At Scout24 we have started to use Kubernetes, more specifically Amazon’s managed service EKS, to run our microservices. Kubernetes, at its core, is a dynamic system that can scale workloads in response to customer demand (e.g. CPU utilisation, load balancer requests). But what happens when the cluster needs to run additional pods but is running out of resource capacity?
This is where the cluster-autoscaler comes into play…
The cluster-autoscaler is part of the Kubernetes Github organisation but it’s a purely optional tool. You need to deploy it to your cluster just like a regular deployment and configure it so that it will find and manage your node groups (Autoscaling groups in case of AWS).
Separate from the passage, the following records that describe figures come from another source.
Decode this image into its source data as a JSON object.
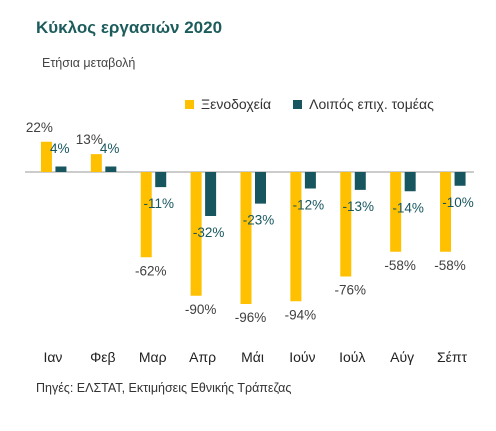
{
  "title": "Κύκλος εργασιών 2020",
  "subtitle": "Ετήσια μεταβολή",
  "source": "Πηγές: ΕΛΣΤΑΤ, Εκτιμήσεις Εθνικής Τράπεζας",
  "chart_data": {
    "type": "bar",
    "categories": [
      "Ιαν",
      "Φεβ",
      "Μαρ",
      "Απρ",
      "Μάι",
      "Ιούν",
      "Ιούλ",
      "Αύγ",
      "Σέπτ"
    ],
    "series": [
      {
        "name": "Ξενοδοχεία",
        "color": "#FFC000",
        "values": [
          22,
          13,
          -62,
          -90,
          -96,
          -94,
          -76,
          -58,
          -58
        ]
      },
      {
        "name": "Λοιπός επιχ. τομέας",
        "color": "#17565E",
        "values": [
          4,
          4,
          -11,
          -32,
          -23,
          -12,
          -13,
          -14,
          -10
        ]
      }
    ],
    "value_labels": [
      [
        "22%",
        "13%",
        "-62%",
        "-90%",
        "-96%",
        "-94%",
        "-76%",
        "-58%",
        "-58%"
      ],
      [
        "4%",
        "4%",
        "-11%",
        "-32%",
        "-23%",
        "-12%",
        "-13%",
        "-14%",
        "-10%"
      ]
    ],
    "legend_position": "top-right",
    "grid": false
  }
}
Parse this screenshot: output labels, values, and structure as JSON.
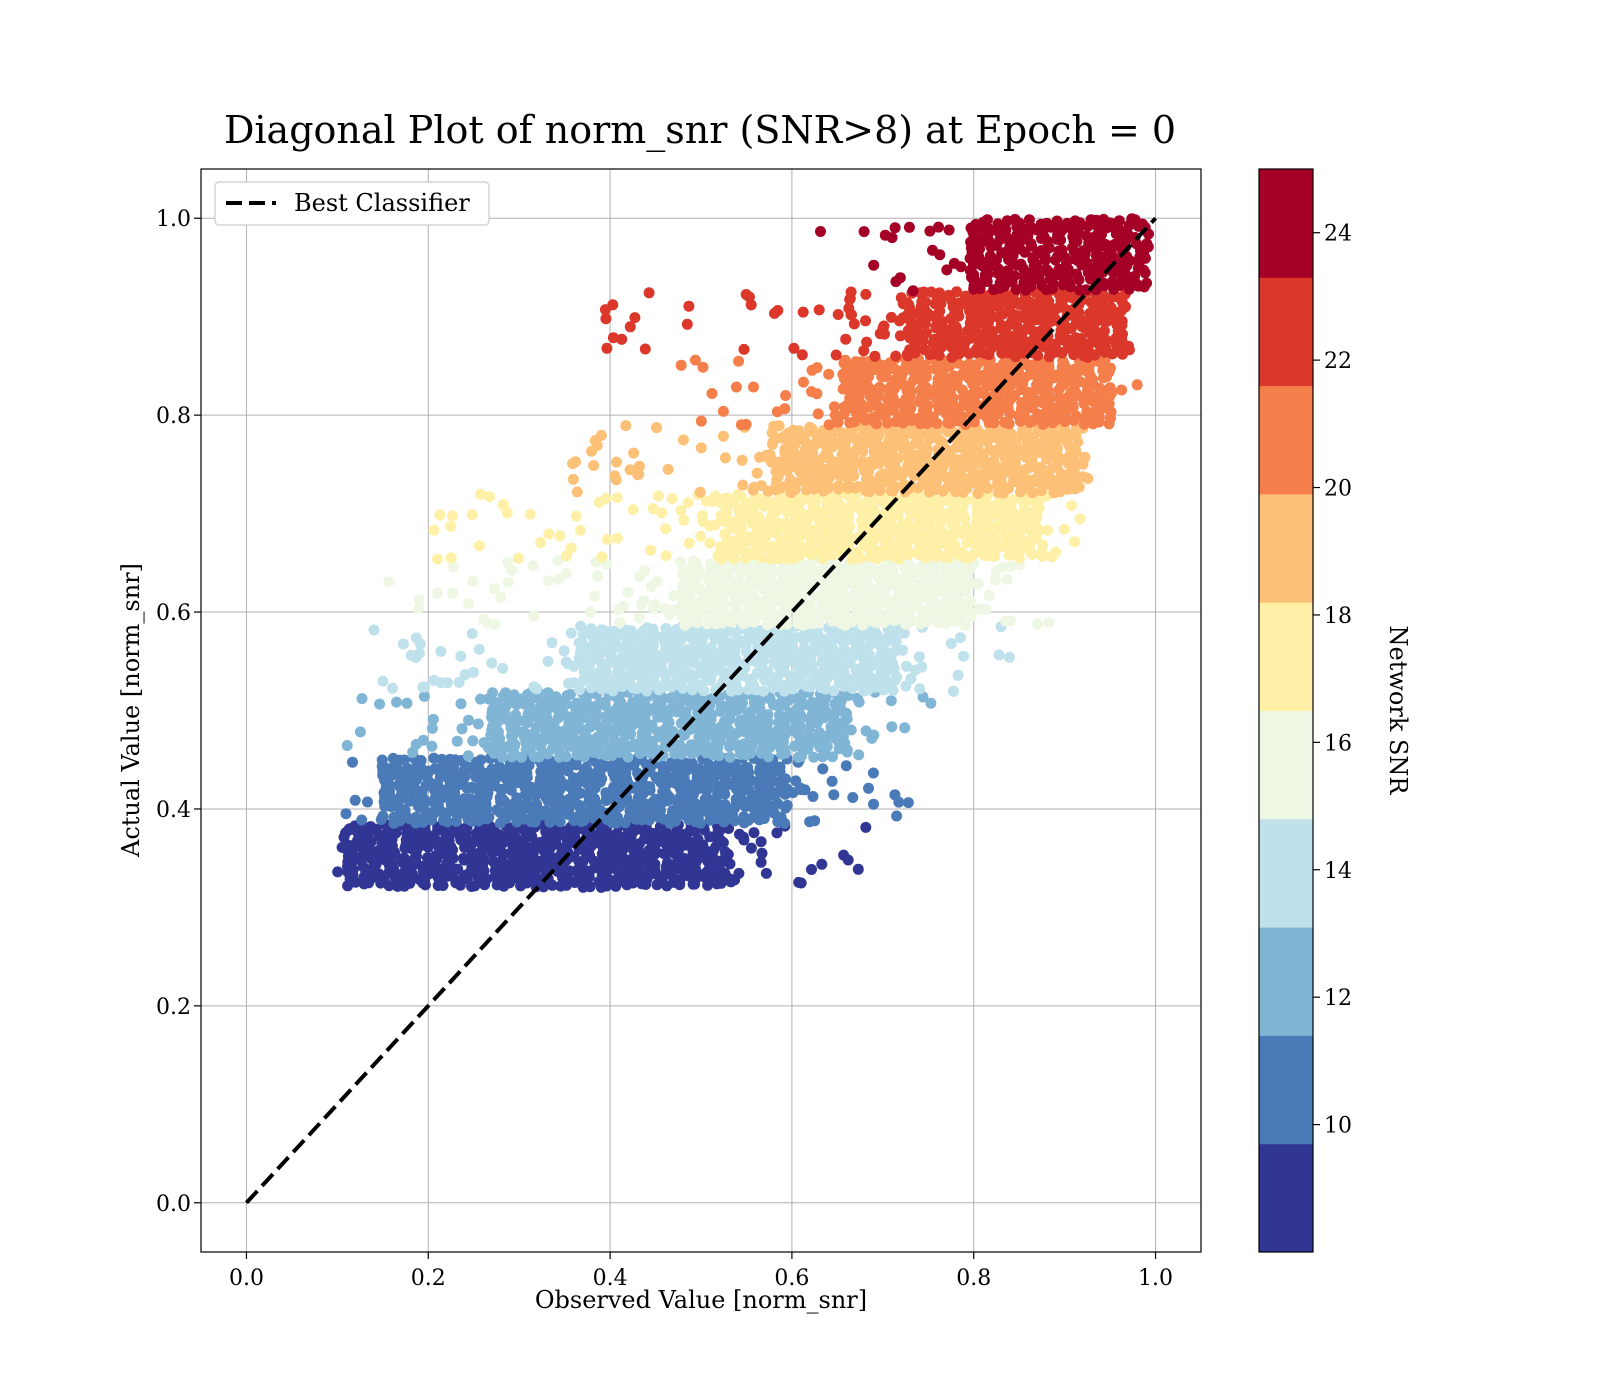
{
  "chart_data": {
    "type": "scatter",
    "title": "Diagonal Plot of norm_snr (SNR>8) at Epoch = 0",
    "xlabel": "Observed Value [norm_snr]",
    "ylabel": "Actual Value [norm_snr]",
    "xlim": [
      -0.05,
      1.05
    ],
    "ylim": [
      -0.05,
      1.05
    ],
    "xticks": [
      "0.0",
      "0.2",
      "0.4",
      "0.6",
      "0.8",
      "1.0"
    ],
    "yticks": [
      "0.0",
      "0.2",
      "0.4",
      "0.6",
      "0.8",
      "1.0"
    ],
    "grid": true,
    "legend": {
      "placement": "upper-left",
      "entries": [
        "Best Classifier"
      ]
    },
    "reference_line": {
      "name": "Best Classifier",
      "style": "dashed",
      "color": "#000000",
      "x": [
        0,
        1
      ],
      "y": [
        0,
        1
      ]
    },
    "colorbar": {
      "label": "Network SNR",
      "range": [
        8,
        25
      ],
      "ticks": [
        "10",
        "12",
        "14",
        "16",
        "18",
        "20",
        "22",
        "24"
      ],
      "colormap": "RdYlBu_r",
      "colors": [
        "#313695",
        "#4575b4",
        "#74add1",
        "#abd9e9",
        "#e0f3f8",
        "#ffffbf",
        "#fee090",
        "#fdae61",
        "#f46d43",
        "#d73027",
        "#a50026"
      ]
    },
    "bands": [
      {
        "snr": 8.85,
        "color": "#313695",
        "y": [
          0.32,
          0.385
        ],
        "x_core": [
          0.11,
          0.53
        ],
        "x_full": [
          0.09,
          0.69
        ]
      },
      {
        "snr": 10.55,
        "color": "#4a7ab7",
        "y": [
          0.385,
          0.452
        ],
        "x_core": [
          0.15,
          0.6
        ],
        "x_full": [
          0.1,
          0.74
        ]
      },
      {
        "snr": 12.25,
        "color": "#80b5d6",
        "y": [
          0.452,
          0.519
        ],
        "x_core": [
          0.27,
          0.66
        ],
        "x_full": [
          0.11,
          0.76
        ]
      },
      {
        "snr": 13.95,
        "color": "#bfe1ec",
        "y": [
          0.519,
          0.586
        ],
        "x_core": [
          0.37,
          0.72
        ],
        "x_full": [
          0.14,
          0.84
        ]
      },
      {
        "snr": 15.65,
        "color": "#eef7e3",
        "y": [
          0.586,
          0.653
        ],
        "x_core": [
          0.48,
          0.8
        ],
        "x_full": [
          0.15,
          0.9
        ]
      },
      {
        "snr": 17.35,
        "color": "#fff0a8",
        "y": [
          0.653,
          0.72
        ],
        "x_core": [
          0.53,
          0.88
        ],
        "x_full": [
          0.17,
          0.93
        ]
      },
      {
        "snr": 19.05,
        "color": "#fdc077",
        "y": [
          0.72,
          0.79
        ],
        "x_core": [
          0.58,
          0.92
        ],
        "x_full": [
          0.35,
          0.95
        ]
      },
      {
        "snr": 20.75,
        "color": "#f57f4b",
        "y": [
          0.79,
          0.858
        ],
        "x_core": [
          0.66,
          0.95
        ],
        "x_full": [
          0.47,
          0.98
        ]
      },
      {
        "snr": 22.45,
        "color": "#db382b",
        "y": [
          0.858,
          0.926
        ],
        "x_core": [
          0.73,
          0.97
        ],
        "x_full": [
          0.39,
          0.98
        ]
      },
      {
        "snr": 24.15,
        "color": "#a50026",
        "y": [
          0.926,
          1.0
        ],
        "x_core": [
          0.8,
          0.99
        ],
        "x_full": [
          0.63,
          0.99
        ]
      }
    ]
  }
}
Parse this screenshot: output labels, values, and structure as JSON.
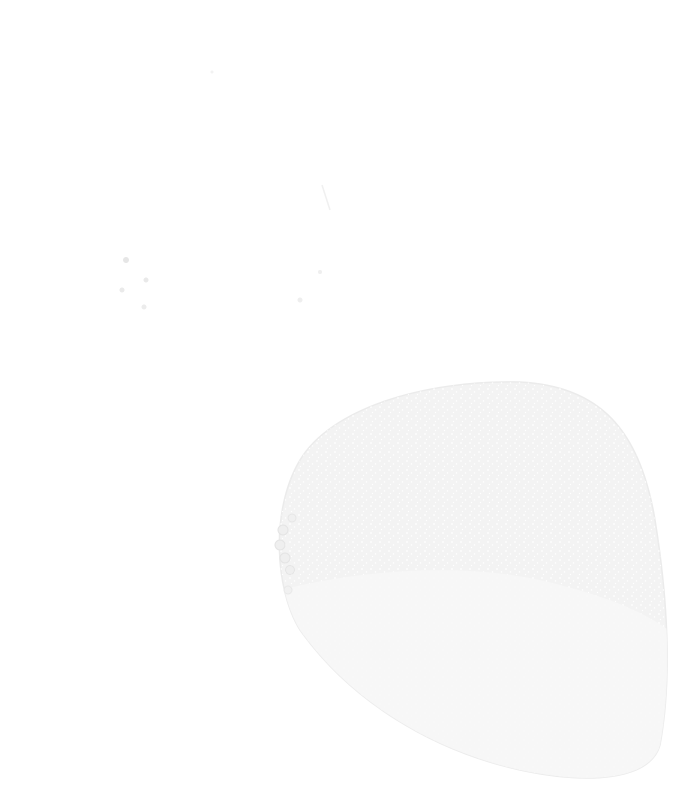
{
  "image": {
    "kind": "faint-speckled-blob-photo",
    "background_color": "#ffffff",
    "blob_fill_color": "#f3f3f3",
    "blob_edge_color": "#e9e9e9",
    "speckle_color": "#ffffff",
    "lower_shade_color": "#f7f7f7",
    "specks_color": "#d6d6d6"
  }
}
The cluster-autoscaler will do two things out of the box:
- add additional nodes to the node group if pods are in pending state
- remove nodes (cordon and drain node, then remove them from the node group) that are underutilised for a certain time period.
Well, that sounds great! But one of the nice properties of containers is that they start up much faster than VMs, right? When using the cluster-autoscaler in its default configuration you will have a somewhat slow and unpredictable scaling behaviour. Only when pods go into pending state, the cluster-autoscaler will react by adding a node. Since it can take several minutes for an EC2 instance to launch and be ready to run pods this is not an ideal situation if you are running services that are sensitive to such scaling delays. How can we solve this?
While there are alternatives (,) to cluster-autoscaler we wanted to stay with the most commonly used solution provided by the Kubernetes community. It turns out that there is quite an elegant way to overprovision your cluster so that it will always reserve some extra space to avoid that pods go into pending state for several minutes.
Pod Priority and Preemption are Kubernetes features that allow you to assign priorities to pods. In a nutshell this means that when the cluster is low on resources it can preempt (remove) lower-priority pods in order to make space for higher-priority pods waiting to be scheduled. With pod priority we can run some dummy pods solely for reserving extra space in the cluster which will be freed as soon as “real” pods need to run. The pods used for the reservation should ideally not be using any resources but just sit there and do nothing. You might have heard of pause containers which are already used in Kubernetes for a different purpose. One property of the pause container is that it is mostly just calling the pause syscall which means “sleep until a signal is received”.
To sum it up, we can run a bunch of pause pods in our cluster with the sole purpose of reserving space to trick the cluster-autoscaler into adding extra nodes prematurely. Since these pods have a lower priority than regular pods they will be evicted from the cluster as soon as resources become scarce. The pause pods will then go into pending state which in turn triggers the cluster-autoscaler to add capacity. Overall, this is a quite elegant way to always have a dynamic buffer in the cluster.
Why run real pods…?
The idea of running actual pods which don’t do anything might seem a bit strange at first but this approach has one big advantage. We can be sure that we can actually run additional pods, the buffer is not just calculated by some algorithm like in alternative autoscalers. Besides CPU and memory there are other resources that can be exhausted such as IP addresses when using the Amazon VPC CNI plugin like we do. By running actual pods we can be sure that the buffer can actually be used by real pods.
Scaling the buffer
Now, this already works quite well but what about scaling the size of the overprovisioning deployment itself? Today, the cluster might consist of 10 worker nodes but in a few months it could grow to 100 nodes or more. It would be ideal if the buffer space would grow proportionally with the cluster size. It turns out there is a solution for exactly that called cluster-proportional-autoscaler. You can apply it to your K8s deployment and specify a coresPerReplica value. What this means is that one replica of your deployment makes up for the specified amount of cores of the whole cluster. To give a concrete example: if your deployment uses 4 CPU cores and you want to ensure a buffer of 10% you need to set coresPerReplica to 40. This just means for every 40 cores of the overall cluster size there will be one replica (of 4 cores).
You might have noticed that the cluster-autoscaler itself actually has no notion of overprovisioning at all but we can still achieve it through a combination of Kubernetes features in a quite simple and elegant manner. The whole process is also described in the cluster-autoscaler FAQ.